Australian officials issued a statement explaining that although McGrath was positive and presented with mild symptoms, he was allowed to play following consultation with the team and match officials along with the Commonwealth Games Federation’s Results Analysis Clinical Expert Group.
“On Sunday, McGrath presented to team management with mild symptoms and later returned with a positive test,” Commonwealth Games Australia (CGA) said. “He was named in the starting eleven at the toss and the International Cricket Council (ICC) has cleared his participation in the final.
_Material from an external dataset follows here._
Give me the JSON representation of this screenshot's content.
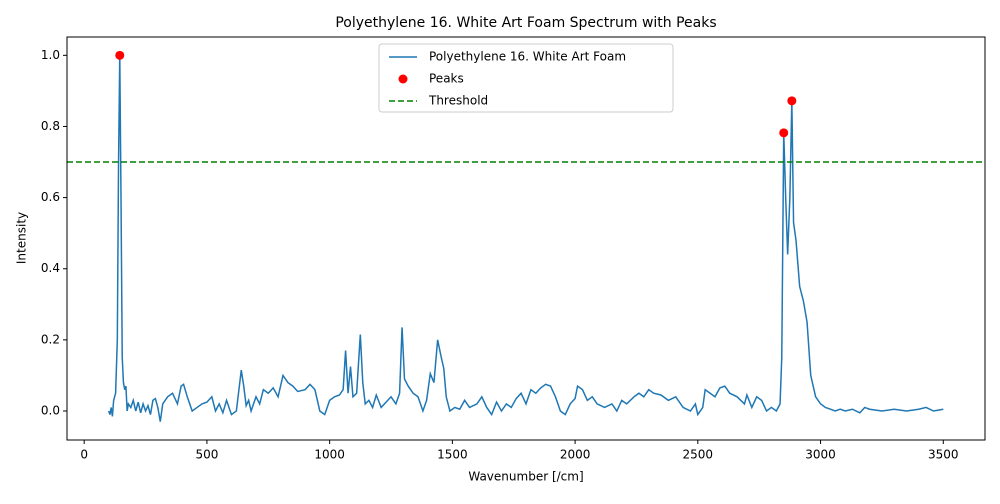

“In consultation with the CGF (Commonwealth Games Federation) and the ICC, Cricket Australia’s medical staff have implemented a variety of comprehensive protocols throughout the game and for post-match activities to minimize the risk of infection among all players and officials.
“The CGA has maintained a comprehensive COVID-19 risk mitigation strategy for the Birmingham 2022 Commonwealth Games, including testing protocols over and above those required by the Birmingham 2022 Organizing Committee.”
CGA did not outline what protocols are in place and would not comment further.
“I think it was handled very well from Australia’s point of view,” said Australian batter Beth Mooney, a gold medal hanging around her neck. “Having the protocol in place and making sure everyone on the team was comfortable playing, they did all the right things.
“Obviously it got a bit hairy for a while on the toss side but I think it’s no different if someone is playing and has a cold or flu.
“The right decision was made from my point of view and we just went out and played it.
“It was not something we had control over, the people who were paid to make these decisions made them.”
McGrath did not line up with his teammates during the national anthem. But he went to bat without wearing a mask.
He was Australia’s highest run-scorer coming into the final in Birmingham but against India he faced just four balls before being dismissed for two runs.
When McGrath left the field, he did not return to the dugout. He sat apart from his teammates.
“It was unusual but we have a doctor on the tour and we were listening to what he said,” Australian all-rounder Ashleigh Gardner said. “He said it was safe for him to play, obviously we couldn’t mix with him so we all felt we were safe enough there.
“It was one of those things that was bound to happen to somebody in this competition and unfortunately it was him.”